[Irony of Fate] Capítulo 2

Perdão a demora, mas segundo capítulo postado. Boa leitura a todos!

Oh! Não… É ele. – A surpresa a dominou deixando sua face surpresa, e a boca em um pequeno O. Com sorte, não teria passado mais que alguns segundos até que o bom senso retornasse a si – Prazer, Emi. – Falou mantendo a voz controlada e paralisada onde estava, deixando a surpresa esvair-se aos poucos para então bater o desespero.

– Diogo, o prazer é meu. – Piscou lhe, ao ver dos outros um simples gesto. Ao ver de ambos, sabiam que era algo a mais. Depois disso Peter tomou novamente a palavra.

– Então uma salva de palmas da família Big Think! – Emi bateu as palmas levemente sem nem mesmo fazer barulho, e quando o aglomerado de funcionários foram para cumprimentar Diogo, ela aproveitou para escapulir para sua sala, em estado de surpresa.

– Ele tinha mesmo que vir justo para cá? Eu que sou tão cuidadosa em sempre estar com desconhecidos… Tudo bem, Emi. Respira, e aja naturalmente, como se nada tivesse acontecido. Aqui é o seu local de trabalho… – Falava consigo própria por fim respirando profundamente com os olhos fechados.

– É… Tá ocupada é?

Não, não, não! Você aqui agora não… – Desesperava-se mentalmente ao reconhecer a voz, mas abrindo os olhos e sorrindo pequeno. – Não, fique a vontade.

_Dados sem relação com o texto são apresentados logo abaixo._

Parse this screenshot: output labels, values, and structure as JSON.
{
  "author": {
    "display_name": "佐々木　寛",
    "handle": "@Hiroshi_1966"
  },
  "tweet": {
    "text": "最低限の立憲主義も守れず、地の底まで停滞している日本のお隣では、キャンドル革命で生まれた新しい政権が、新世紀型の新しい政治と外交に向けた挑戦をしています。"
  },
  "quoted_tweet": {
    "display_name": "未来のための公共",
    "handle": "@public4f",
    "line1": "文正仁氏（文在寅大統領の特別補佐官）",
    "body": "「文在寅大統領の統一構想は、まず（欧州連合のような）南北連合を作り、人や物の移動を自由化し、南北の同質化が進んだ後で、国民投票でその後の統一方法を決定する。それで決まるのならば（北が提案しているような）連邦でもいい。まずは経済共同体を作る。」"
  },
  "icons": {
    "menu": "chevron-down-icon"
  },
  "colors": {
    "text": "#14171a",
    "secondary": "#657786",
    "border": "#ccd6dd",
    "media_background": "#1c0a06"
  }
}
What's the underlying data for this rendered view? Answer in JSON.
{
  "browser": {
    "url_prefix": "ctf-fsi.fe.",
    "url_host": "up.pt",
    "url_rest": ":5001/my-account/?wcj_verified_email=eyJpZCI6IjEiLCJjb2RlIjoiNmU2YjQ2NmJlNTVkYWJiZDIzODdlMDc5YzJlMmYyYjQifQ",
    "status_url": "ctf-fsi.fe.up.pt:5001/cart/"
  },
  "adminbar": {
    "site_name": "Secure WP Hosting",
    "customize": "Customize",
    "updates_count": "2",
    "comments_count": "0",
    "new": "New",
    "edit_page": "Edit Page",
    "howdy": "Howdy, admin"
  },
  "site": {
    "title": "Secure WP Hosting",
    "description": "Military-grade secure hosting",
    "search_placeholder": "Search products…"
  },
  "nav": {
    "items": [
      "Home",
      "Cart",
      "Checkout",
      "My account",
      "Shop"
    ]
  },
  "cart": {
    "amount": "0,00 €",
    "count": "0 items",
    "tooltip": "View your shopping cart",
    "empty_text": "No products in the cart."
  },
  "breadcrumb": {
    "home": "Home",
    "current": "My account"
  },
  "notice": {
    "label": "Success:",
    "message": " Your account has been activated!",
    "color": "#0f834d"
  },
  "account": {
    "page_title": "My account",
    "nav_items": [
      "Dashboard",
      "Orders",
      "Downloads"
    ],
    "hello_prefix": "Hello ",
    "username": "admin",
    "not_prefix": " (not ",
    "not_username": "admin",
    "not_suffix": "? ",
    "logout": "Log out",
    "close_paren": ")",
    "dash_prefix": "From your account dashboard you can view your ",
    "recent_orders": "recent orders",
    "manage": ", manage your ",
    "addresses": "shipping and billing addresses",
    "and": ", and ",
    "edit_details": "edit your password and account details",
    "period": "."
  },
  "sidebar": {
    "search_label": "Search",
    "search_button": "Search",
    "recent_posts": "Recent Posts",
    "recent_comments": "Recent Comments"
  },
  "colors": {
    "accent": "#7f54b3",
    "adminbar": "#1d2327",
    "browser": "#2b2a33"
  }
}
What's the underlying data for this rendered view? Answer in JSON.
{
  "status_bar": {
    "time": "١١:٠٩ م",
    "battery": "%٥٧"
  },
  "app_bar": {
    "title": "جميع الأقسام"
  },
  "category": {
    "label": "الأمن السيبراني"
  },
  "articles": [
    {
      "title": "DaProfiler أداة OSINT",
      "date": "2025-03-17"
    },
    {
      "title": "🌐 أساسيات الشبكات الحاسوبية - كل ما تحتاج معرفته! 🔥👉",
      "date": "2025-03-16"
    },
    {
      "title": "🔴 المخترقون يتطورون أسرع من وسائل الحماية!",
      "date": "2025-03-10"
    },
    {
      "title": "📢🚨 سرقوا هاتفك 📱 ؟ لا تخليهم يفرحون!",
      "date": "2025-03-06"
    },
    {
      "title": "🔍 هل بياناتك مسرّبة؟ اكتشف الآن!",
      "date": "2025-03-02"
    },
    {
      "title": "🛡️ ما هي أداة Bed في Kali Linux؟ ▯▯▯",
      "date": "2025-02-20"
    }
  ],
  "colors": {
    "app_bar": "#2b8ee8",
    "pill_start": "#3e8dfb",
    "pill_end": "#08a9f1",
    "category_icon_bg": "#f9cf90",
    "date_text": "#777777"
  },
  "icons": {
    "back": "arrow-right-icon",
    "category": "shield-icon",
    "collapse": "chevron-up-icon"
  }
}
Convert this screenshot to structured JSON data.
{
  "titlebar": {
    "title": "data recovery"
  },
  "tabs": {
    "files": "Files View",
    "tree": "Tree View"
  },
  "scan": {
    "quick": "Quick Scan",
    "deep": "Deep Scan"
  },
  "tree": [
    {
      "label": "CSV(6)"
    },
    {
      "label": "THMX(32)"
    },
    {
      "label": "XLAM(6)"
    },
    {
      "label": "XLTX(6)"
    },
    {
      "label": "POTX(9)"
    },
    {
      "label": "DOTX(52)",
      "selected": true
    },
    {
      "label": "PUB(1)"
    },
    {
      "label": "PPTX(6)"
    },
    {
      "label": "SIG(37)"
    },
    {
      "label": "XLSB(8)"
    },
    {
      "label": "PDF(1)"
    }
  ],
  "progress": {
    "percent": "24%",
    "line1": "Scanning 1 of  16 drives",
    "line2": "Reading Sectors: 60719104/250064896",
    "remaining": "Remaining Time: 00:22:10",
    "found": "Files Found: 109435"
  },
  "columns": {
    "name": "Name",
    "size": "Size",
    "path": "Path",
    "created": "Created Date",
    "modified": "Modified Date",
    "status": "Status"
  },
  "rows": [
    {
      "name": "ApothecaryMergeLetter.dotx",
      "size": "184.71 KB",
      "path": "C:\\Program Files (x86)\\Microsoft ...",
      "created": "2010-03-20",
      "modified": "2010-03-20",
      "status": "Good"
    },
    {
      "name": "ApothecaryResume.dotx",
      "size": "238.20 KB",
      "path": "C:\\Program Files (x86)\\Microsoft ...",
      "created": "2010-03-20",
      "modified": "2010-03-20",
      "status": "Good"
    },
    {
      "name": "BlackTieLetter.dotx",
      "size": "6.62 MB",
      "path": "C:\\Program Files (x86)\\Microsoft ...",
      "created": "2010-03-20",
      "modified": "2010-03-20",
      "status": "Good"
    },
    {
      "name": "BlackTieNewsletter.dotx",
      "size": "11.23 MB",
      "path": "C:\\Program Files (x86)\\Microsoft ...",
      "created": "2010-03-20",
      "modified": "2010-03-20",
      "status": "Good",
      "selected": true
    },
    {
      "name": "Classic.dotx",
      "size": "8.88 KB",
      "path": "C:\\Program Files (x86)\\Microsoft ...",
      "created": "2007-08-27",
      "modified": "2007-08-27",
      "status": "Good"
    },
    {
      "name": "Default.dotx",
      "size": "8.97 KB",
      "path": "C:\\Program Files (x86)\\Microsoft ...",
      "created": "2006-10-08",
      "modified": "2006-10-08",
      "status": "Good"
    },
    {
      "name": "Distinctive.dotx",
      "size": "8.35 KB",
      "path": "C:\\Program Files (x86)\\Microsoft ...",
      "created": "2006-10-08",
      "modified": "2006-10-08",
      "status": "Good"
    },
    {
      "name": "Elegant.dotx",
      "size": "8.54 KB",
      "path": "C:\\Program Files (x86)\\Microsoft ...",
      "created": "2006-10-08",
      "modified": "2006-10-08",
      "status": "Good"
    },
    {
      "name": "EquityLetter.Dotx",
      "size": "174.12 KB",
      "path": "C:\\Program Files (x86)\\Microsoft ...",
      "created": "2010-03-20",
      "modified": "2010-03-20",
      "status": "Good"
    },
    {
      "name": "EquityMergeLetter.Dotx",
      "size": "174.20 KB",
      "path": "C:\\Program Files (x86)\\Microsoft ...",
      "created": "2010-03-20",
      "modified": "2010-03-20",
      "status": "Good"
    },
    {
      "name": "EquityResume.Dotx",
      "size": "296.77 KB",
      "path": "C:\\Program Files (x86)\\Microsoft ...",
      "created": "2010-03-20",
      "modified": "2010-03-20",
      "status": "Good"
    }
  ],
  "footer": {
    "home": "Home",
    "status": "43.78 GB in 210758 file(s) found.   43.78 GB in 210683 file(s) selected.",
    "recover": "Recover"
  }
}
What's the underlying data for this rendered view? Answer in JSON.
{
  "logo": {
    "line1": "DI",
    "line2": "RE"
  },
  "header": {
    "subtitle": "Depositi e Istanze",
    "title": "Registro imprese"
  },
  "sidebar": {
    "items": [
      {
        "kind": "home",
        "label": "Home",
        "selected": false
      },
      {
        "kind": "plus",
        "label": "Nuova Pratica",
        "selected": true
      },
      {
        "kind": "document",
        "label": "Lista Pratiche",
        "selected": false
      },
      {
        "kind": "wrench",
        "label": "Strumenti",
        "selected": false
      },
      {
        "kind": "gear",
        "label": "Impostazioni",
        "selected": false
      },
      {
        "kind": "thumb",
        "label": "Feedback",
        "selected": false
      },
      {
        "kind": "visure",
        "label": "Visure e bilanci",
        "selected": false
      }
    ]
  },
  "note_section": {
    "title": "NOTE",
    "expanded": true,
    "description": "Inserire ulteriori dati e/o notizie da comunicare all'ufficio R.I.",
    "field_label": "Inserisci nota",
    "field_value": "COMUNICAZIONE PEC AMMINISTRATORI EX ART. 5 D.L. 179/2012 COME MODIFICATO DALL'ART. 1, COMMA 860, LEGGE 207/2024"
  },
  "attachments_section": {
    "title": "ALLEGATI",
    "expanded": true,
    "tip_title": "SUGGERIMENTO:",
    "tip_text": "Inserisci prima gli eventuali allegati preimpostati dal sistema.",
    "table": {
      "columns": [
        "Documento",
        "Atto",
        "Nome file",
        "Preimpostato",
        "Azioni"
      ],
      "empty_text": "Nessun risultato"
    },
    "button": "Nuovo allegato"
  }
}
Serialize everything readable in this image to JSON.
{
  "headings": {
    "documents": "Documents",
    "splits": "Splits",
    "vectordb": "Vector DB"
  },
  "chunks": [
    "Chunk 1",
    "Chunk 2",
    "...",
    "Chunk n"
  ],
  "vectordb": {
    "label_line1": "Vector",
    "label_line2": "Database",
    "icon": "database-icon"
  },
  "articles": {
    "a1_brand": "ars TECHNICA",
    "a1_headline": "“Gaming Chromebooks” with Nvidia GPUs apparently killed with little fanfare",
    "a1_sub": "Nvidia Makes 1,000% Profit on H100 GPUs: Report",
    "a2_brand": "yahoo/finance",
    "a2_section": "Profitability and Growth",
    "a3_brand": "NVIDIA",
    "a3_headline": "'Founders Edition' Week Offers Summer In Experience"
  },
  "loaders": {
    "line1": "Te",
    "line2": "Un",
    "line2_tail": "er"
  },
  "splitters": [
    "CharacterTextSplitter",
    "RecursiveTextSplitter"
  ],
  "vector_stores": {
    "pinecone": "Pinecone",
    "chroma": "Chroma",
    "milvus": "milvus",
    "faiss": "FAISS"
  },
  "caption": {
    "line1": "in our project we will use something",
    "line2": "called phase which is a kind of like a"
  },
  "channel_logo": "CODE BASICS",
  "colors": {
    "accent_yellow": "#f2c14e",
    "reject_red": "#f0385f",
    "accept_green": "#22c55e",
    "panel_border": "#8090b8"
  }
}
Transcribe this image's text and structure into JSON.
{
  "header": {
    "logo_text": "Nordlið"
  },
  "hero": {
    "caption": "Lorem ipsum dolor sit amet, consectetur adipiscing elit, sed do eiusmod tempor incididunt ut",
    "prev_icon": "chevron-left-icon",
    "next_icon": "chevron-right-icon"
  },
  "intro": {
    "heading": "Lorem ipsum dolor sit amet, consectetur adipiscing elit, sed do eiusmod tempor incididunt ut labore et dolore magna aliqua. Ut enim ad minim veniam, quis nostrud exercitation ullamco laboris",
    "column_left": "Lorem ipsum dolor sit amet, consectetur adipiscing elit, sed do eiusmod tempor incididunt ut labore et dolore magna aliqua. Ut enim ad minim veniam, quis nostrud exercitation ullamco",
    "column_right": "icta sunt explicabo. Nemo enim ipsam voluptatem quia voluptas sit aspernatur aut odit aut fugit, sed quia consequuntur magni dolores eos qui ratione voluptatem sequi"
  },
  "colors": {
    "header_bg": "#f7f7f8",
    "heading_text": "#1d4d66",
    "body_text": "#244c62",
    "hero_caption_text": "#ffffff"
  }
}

– É! – Ele sorriu acomodando-se em uma das duas poltronas de frente para ela do outro lado da mesa. – Então, eu soube que você é a encarregada do projeto 6612 – Ele a olhou sugestivo, para então continuar – Pois então, eu sou o segundo designer designado para a produção. E queria saber como anda o projeto.

– Mas como? – Ela começou

– Como? – Incentivou Diogo

– Como você veio parar aqui?

– É… De carro. – Respondeu como se fosse óbvio.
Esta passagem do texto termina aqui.